I interrupt her. "I'll call you tomorrow."

"I'm only saying you could get a head start on what's probably inevitable. Hope you got that ring after all and held onto it, Alden." Ava winks at me, then pulls the door open and flounces out, shutting it behind her and leaving us in her wake.

"She did not just say all of that," I mutter.

"She could have said worse," Phoenix points out. He isn't wrong. We likely were spared from what she may have come out with under a more normal circumstance.

"True," I admit.

"And you're pretty adorable when your face is on fire."

He cups my cheek in his hand, which only adds to the problem and sends another wave of heat through my chest and up my neck. When our eyes meet, though, I forget to be mortified. In retrospect, Ava's parting comments were the perfect send-off for the somber mood that had settled over us, and Phoenix teasing me now is the closest thing to normal we've been in days.

"Only pretty adorable?" I pretend to swat his shoulder, but then rest my hand against it instead. "Have I lost my touch?"

"Pretty and adorable." When he punctuates this with a heartfelt smile turned up to full blast, it's game over for me. A laugh tumbles past my lips for the first time since last weekend.

"Nice save." I move my hand away from his shoulder but gently takes hold of it.

"Am I pushing my luck if I ask you for a hug now?"

"The instructions Ava left us with went far past hugging, but sure. We can start there."

It's his turn to chuckle as he pulls me into his arms. He rests his head on top of mine. "Does this mean we're okay?"

"I hope, so because I really want to be." I tighten my arms around him.

Heaven knowns we still have things to work through. In this moment, though, there's nothing else but the two of us and the gratitude for forgiveness and second chances that floods through me from head to toe.
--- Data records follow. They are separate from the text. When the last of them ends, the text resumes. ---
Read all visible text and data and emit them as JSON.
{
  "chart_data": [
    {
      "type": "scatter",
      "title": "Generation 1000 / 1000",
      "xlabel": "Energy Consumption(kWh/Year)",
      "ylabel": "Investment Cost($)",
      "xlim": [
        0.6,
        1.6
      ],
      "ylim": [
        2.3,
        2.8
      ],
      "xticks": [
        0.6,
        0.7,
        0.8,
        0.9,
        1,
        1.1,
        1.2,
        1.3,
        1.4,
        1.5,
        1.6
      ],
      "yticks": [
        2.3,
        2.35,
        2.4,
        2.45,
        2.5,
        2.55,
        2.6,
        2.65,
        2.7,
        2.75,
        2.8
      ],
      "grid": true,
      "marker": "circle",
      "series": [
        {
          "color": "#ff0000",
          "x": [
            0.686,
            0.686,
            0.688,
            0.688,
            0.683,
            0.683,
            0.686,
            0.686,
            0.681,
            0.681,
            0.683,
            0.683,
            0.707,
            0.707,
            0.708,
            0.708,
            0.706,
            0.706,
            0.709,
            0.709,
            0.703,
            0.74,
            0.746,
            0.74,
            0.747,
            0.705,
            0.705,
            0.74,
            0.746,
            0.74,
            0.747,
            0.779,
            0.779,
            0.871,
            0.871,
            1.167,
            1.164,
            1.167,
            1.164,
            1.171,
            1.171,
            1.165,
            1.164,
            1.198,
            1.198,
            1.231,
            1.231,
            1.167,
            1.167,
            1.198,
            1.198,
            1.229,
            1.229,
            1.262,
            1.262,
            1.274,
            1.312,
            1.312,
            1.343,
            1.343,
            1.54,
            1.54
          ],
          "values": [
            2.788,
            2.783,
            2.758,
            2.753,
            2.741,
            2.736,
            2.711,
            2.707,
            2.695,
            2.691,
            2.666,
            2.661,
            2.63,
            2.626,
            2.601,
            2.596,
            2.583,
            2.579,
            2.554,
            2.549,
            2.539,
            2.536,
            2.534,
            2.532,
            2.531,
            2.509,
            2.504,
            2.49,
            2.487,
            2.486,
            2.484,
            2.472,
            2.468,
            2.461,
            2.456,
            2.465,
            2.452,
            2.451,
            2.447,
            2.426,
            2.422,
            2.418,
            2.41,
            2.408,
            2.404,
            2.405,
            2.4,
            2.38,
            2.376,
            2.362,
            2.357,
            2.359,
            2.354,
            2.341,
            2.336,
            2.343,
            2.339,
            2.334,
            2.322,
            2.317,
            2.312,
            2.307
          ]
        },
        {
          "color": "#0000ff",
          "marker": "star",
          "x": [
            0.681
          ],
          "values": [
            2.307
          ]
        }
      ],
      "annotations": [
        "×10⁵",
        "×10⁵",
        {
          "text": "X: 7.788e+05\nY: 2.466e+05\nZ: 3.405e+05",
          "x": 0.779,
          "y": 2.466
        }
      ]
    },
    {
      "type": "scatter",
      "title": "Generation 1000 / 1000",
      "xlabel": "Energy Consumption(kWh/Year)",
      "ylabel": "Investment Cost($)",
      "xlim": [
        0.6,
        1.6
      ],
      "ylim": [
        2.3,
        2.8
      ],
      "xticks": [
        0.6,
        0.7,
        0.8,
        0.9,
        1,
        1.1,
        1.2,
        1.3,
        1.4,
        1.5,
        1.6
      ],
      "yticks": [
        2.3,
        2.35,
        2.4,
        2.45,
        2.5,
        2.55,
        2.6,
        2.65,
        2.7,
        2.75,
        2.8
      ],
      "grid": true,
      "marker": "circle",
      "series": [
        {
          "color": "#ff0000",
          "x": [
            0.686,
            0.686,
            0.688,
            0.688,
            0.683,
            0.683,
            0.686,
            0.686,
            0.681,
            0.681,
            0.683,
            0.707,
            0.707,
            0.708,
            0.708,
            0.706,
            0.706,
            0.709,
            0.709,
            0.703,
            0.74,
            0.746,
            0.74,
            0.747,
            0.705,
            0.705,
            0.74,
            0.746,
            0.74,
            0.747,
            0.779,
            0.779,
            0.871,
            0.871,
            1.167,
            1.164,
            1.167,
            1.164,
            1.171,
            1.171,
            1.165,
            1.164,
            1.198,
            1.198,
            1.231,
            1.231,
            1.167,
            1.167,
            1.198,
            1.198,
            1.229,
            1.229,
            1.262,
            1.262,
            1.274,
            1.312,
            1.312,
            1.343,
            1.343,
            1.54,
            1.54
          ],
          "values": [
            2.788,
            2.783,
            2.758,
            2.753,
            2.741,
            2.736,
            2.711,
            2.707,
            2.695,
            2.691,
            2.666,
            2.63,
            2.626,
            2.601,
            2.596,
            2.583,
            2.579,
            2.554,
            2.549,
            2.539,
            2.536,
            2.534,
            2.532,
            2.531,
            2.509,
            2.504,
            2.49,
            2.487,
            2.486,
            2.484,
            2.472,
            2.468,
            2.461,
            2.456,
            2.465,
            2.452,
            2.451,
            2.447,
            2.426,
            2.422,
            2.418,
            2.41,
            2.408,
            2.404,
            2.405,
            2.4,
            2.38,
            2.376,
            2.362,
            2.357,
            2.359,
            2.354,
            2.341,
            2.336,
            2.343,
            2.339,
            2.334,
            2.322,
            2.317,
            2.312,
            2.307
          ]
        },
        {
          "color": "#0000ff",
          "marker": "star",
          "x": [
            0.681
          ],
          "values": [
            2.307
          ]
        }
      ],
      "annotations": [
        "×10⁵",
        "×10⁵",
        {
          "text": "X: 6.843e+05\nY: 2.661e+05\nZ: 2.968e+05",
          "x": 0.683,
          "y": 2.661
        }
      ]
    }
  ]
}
We stay like that until Phoenix kisses the tip of my nose and leads me back to the sofa, where we settle in together with his arm around my shoulder and my head against his chest. I breathe in his soap and aftershave, and the warmth of his skin is like a cozy cocoon. When I snuggle in closer to him and close my eyes, the thud of his heartbeat below my ear is more soothing than any sound I've heard.

It could be an hour later, or it could be only a few minutes later, when I open my eyes again and shift my position on the sofa so I can look at him. "Will you stay here with me tonight?"

He tucks a lock of my hair behind my ear before he answers. "I'll stay here until you kick me out."

"There will be no kicking you out, mister." I run my hand along his jaw, which has hints of a five o'clock shadow. "Not even to shave."

"Be careful with that. You could be stuck with me for the long haul, and even worse, have to watch me try to grow a beard."

"That's my plan. Well, maybe not the beard part." I wrinkle my nose, but then grin.

"You're a mastermind, because I love your plan. I also love you."

When his lips brush against mine, and when I press my mouth to his, our kiss doesn't make me feel like twenty-two or twenty-three-year-old me, and I'm not transported to a memory from our earlier days. There's something in this kiss that's different. It's less giddy, and less infatuated, because it goes deeper than either of those feelings. It's wiser, it's stronger, and it's filled with possibility and hope.

More than that, it feels like coming home, and like we're here to stay.